Yesterday, Opposition Leader Datuk Seri Anwar Ibrahim said Lim’s remarks were not offensive, and that there were “compelling reasons” to support the DAP secretary-general’s stand.

Among the reasons, Anwar had said was that that world-renowned Islamic scholars like Sheikh Yusof Qardawi have repeatedly stated non-Muslims have a right to use the word “Allah”.

“World renowned ulamas have taken the same position, contrary to state religious departments.
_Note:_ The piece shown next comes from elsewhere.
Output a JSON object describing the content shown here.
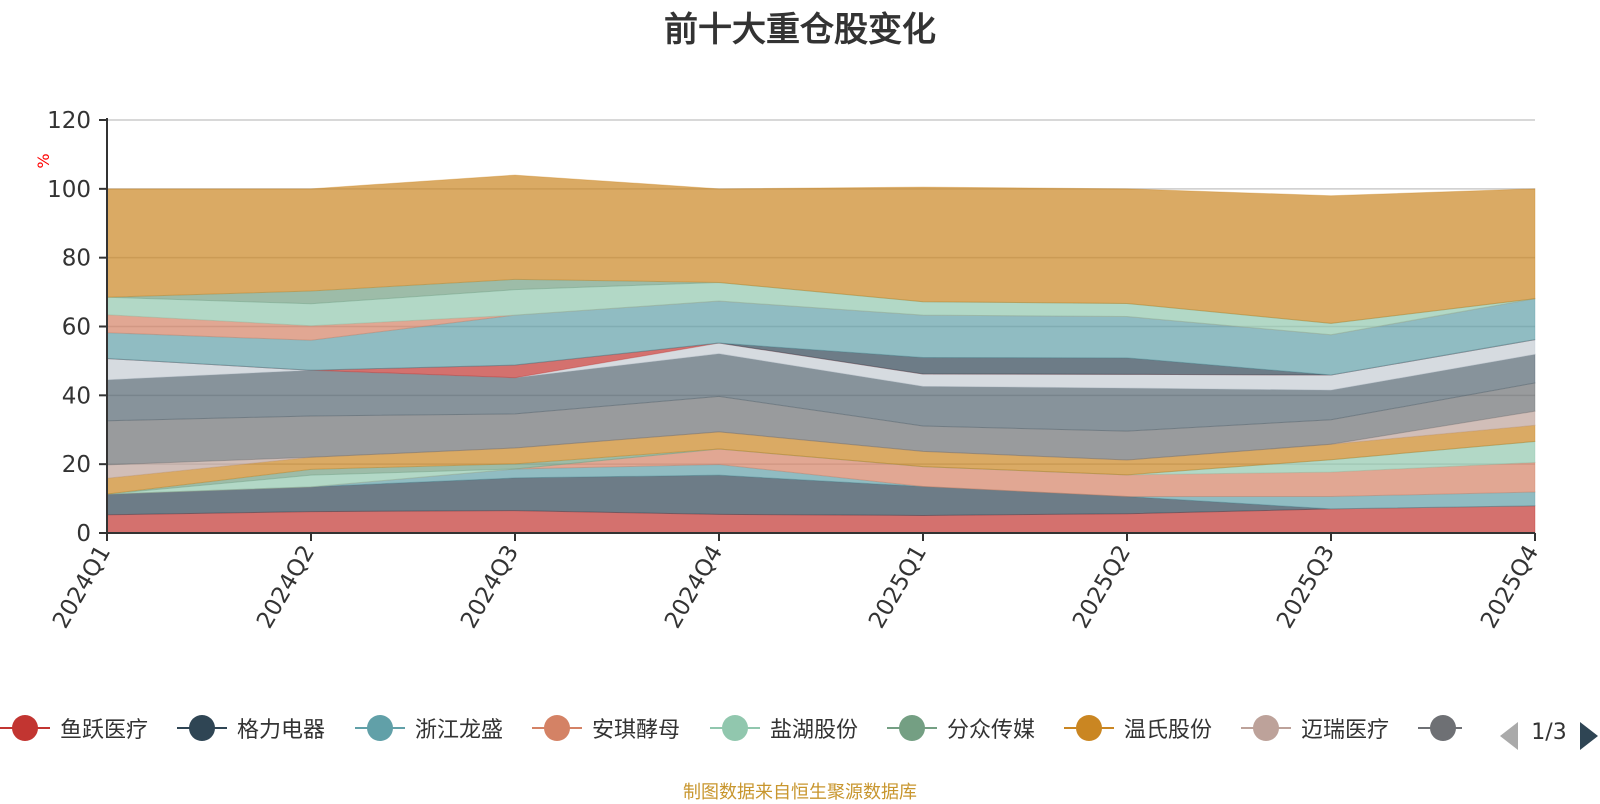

I defend his right because I have said similar things,” the Permatang Pauh MP said yesterday.

Penang police are investigating Lim’s statement to non-Muslims in the state on the issue of the use of the word “Allah”.

State police chief Datuk Abdul Rahim Hanafi said the matter was being investigated under the Police Enquiry Papers.

Lim had said non-Muslims were free to use the Arabic word “Allah” in Penang as the Administration of Religion of Islam (Penang) Enactment 2004 — under which a fatwa banning non-Muslims from using 40 Arabic words, including “Allah”, was created — only applies to Muslims.

The fatwa made by the Penang mufti was enforced in 2010.

Ten states in Malaysia have passed laws banning non-Muslims from using certain Arabic words, including “Allah”, in their religious practices.

The exceptions are Penang, Sabah, Sarawak and the Federal Territories.

Lawyers told Malay Mail Online last January, that the Penang religious edict and a similar Sabah fatwa banning non-Muslims from using the word “Allah” are not binding on non-Muslims.